I read about the study last week finding that watching romantic comedies is bad for your ability to have good romantic relationships (elevated expectations, unreasonable notions about the roles of the sexes, etc.), and then DCup wisely posited that it's all Hugh Grant's fault on her relationship blog, and I got to thinking.

I understand the results of that study, because until I got married (and quite frankly, sometimes I'm not quite sure how I got here) I always felt like the odd man out in not having a strong desire to get married. Before Jason, I'd had boyfriends, and I loved them, but I usually wasn't all that happy being with them. Sometimes it was because we just weren't compatible, but often it was that too much togetherness gets on my nerves. You spend enough time with someone, and that little quirk that you thought was so cute becomes that grating habit that makes you want to stick hot pokers in your eyes. Familiarity breeds contempt and all that.

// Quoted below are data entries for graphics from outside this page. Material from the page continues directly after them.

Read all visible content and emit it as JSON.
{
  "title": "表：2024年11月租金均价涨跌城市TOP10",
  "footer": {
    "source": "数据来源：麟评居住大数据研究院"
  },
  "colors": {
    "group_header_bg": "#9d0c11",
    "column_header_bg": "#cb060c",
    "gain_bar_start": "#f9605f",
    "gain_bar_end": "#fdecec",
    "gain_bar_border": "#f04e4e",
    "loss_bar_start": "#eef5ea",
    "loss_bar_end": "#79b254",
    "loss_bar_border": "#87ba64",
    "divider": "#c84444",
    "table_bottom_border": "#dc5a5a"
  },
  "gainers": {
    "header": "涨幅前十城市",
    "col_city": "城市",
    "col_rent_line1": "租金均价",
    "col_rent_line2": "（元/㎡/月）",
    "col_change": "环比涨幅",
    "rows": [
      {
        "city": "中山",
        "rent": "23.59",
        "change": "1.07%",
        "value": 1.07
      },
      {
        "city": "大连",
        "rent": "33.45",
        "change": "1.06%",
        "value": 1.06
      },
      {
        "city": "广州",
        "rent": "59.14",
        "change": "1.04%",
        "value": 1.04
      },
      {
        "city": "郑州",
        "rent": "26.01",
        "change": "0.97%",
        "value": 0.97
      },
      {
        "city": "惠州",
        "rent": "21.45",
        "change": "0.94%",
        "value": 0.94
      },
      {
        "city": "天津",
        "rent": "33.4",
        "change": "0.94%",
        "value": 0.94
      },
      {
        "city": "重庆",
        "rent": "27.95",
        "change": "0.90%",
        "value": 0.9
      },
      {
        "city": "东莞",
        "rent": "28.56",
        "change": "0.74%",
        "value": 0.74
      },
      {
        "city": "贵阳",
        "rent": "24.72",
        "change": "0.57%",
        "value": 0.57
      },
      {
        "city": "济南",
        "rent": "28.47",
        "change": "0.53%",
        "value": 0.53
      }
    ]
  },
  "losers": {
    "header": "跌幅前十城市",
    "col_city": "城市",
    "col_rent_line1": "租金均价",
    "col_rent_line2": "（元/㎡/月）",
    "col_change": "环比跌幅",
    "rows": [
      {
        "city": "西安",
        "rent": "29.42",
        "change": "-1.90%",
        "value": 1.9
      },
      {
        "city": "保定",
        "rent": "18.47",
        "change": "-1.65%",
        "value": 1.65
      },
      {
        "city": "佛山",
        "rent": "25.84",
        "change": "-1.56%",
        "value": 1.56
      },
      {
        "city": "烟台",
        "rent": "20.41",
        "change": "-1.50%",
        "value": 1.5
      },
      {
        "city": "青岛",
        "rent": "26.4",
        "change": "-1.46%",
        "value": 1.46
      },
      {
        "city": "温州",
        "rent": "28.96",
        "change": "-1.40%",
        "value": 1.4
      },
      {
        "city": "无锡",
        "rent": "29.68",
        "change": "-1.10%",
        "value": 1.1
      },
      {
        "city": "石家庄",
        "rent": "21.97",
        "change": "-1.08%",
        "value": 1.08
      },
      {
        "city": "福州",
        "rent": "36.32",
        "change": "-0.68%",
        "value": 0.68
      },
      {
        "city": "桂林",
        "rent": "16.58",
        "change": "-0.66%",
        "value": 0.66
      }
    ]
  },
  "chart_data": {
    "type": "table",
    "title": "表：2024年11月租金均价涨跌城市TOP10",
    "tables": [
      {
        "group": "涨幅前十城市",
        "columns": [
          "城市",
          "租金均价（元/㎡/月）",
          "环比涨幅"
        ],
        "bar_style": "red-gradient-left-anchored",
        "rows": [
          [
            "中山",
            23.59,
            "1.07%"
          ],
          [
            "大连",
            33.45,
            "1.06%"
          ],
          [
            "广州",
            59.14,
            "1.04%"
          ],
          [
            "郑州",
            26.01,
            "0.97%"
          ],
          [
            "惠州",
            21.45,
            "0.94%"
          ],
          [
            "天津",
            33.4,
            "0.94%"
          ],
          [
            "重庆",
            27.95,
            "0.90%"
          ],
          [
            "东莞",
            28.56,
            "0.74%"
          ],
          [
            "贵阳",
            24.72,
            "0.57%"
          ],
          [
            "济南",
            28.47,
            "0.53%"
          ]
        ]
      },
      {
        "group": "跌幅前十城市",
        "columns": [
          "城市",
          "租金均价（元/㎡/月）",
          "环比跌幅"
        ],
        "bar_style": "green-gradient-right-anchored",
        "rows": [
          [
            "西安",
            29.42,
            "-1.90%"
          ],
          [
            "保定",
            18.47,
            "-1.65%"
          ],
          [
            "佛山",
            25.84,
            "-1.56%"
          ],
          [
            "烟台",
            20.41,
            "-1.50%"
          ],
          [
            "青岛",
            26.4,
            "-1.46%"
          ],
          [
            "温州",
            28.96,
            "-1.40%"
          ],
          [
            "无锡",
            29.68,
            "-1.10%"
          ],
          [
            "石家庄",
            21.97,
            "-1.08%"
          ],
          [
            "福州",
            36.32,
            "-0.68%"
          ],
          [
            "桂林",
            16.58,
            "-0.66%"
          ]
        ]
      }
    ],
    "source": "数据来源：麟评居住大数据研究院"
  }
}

My mother used to laugh at me for saying this, but I very firmly believed that the ideal relationship, whether a marriage or some other arrangement, would be with someone that lived across the street, or maybe around the corner. So they were close enough that we could spend time together when we wanted to, but we still had our own places to go back to when we wanted time alone. And importantly, the alone time would be the default position. In other words, you got to be by yourself unless you sought out the other person's company.

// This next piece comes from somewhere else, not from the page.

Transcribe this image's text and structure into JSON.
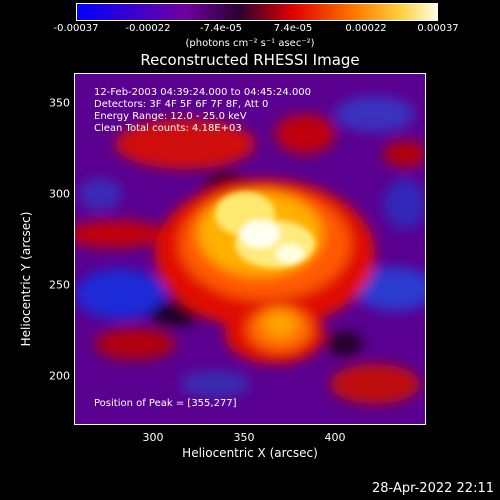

And the truth is, I'm happily married, but I still think I was right. I love Jason, but particularly now that we're both unemployed and home all the time, all of this togetherness is driving me a bit nuts. Especially because Jason is a "togetherness" kind of guy.

He wants to do everything together. With him, it's all joint trips to the grocery store, to run errands, to pick up and drop off Zeke, to give Zeke a bath, to go for a surf or for a ride, or exercise (we're doing P90X together right now). I, on the other hand, would much rather do these things on my own, only inviting Jason along if I decided I wanted the company. Going to the grocery store is not a two-person job, in my opinion. If he wants to take Zeke to school, I'd just as soon not go -- why sit in traffic?

The problem for me is that I really need time to myself. Time to read, or surf the internet, or just go through the daily activities of life without anyone else's running commentary. And when I don't get that, I get really grumpy.

Like this past weekend. Every once in a while, I get to a point where just being around my husband is annoying. And that's how I was feeling much of Saturday. It took everything I had not to snap or be mean, because God knows I was feeling mean. And I was wishing that I had the ability to live out my pre-marriage fantasy of having separate (but close) living quarters if I had to put up with being married to someone.

I'm feeling a little better today. Last night we had some friends over for the first night of Hannukah, and it was lovely. And this morning we did our workout together and took Zeke to school and all was well. But I'd be lying if I said that I wasn't happy when Jason informed me that his friend David had called and that he was going mountain biking with him.


  1. I feel you. I'm married to someone who likes all the together togetherness. And I get really tired and cranky and just kind of crazy if I don't get enough alone time.

  2. It's so true! Togetherness has its limits. I think the next two weeks of husband and kids at home will be a challenge.

    And that's me being polite.

  3. Oh, sorry, I forgot to say thank you for the link!

  4. YES! I agree. Is it a male thing or did we just marry similar guys? Fred would be so happy if we were together 24/7, and doesn't get it when I want to split up to do errands. I, on the other hand, need a little separateness.

    But I do get lonely more quickly than I used to.